(stm/red)
Der Schweriner Radentscheid hat die Bürgerinnen und Bürger der Landeshauptstadt aufgerufen, sich am laufenden Bürgerentscheid zum Spielplatz an der Kieler Straße zu beteiligen. Hintergrund ist die reine Briefabstimmung, die am Sonntag, 25. Januar 2026, endet.
Auslöser für den Appell ist eine Stellungnahme des Deutschen Kinderhilfswerkes.
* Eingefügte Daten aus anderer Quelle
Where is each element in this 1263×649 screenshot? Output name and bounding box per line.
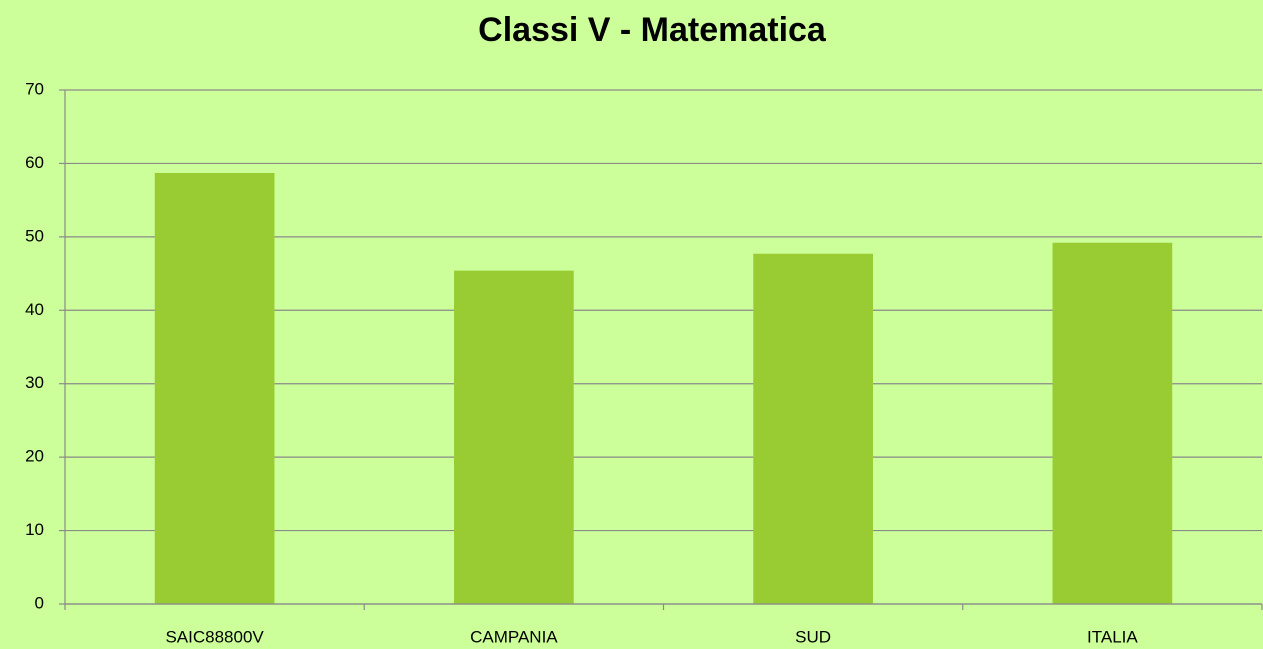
y-tick-label: 40 xyxy=(25,300,44,319)
chart-title: Classi V - Matematica xyxy=(478,11,827,49)
y-tick-label: 0 xyxy=(35,593,44,612)
y-tick-label: 70 xyxy=(25,79,44,98)
bar xyxy=(154,172,275,604)
y-tick-label: 60 xyxy=(25,153,44,172)
y-tick-label: 20 xyxy=(25,447,44,466)
x-tick-label: SUD xyxy=(795,627,831,646)
bar xyxy=(454,270,574,604)
bar xyxy=(1052,242,1173,604)
y-tick-label: 30 xyxy=(25,373,44,392)
y-tick-label: 10 xyxy=(25,520,44,539)
y-tick-label: 50 xyxy=(25,226,44,245)
x-tick-label: CAMPANIA xyxy=(470,627,558,646)
bar xyxy=(753,253,873,604)
x-tick-label: SAIC88800V xyxy=(165,627,264,646)
x-tick-label: ITALIA xyxy=(1087,627,1138,646)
Dessen Bundesgeschäftsführer Holger Hofmann wirbt öffentlich dafür, beim Bürgerentscheid mit „Ja“ zu stimmen – „im Sinne der Kinder“. In der Erklärung verweist das Kinderhilfswerk auch auf das breite Engagement in Schwerin: Mehr als 4.000 Unterschriften hatten den Bürgerentscheid überhaupt erst möglich gemacht.
Bemerkenswert: In seiner Erklärung hebt das Deutsche Kinderhilfswerk ausdrücklich hervor, dass auch 16- und 17-Jährige beim Bürgerentscheid wahlberechtigt sind und ruft auch diese Altersgruppe zur Teilnahme auf.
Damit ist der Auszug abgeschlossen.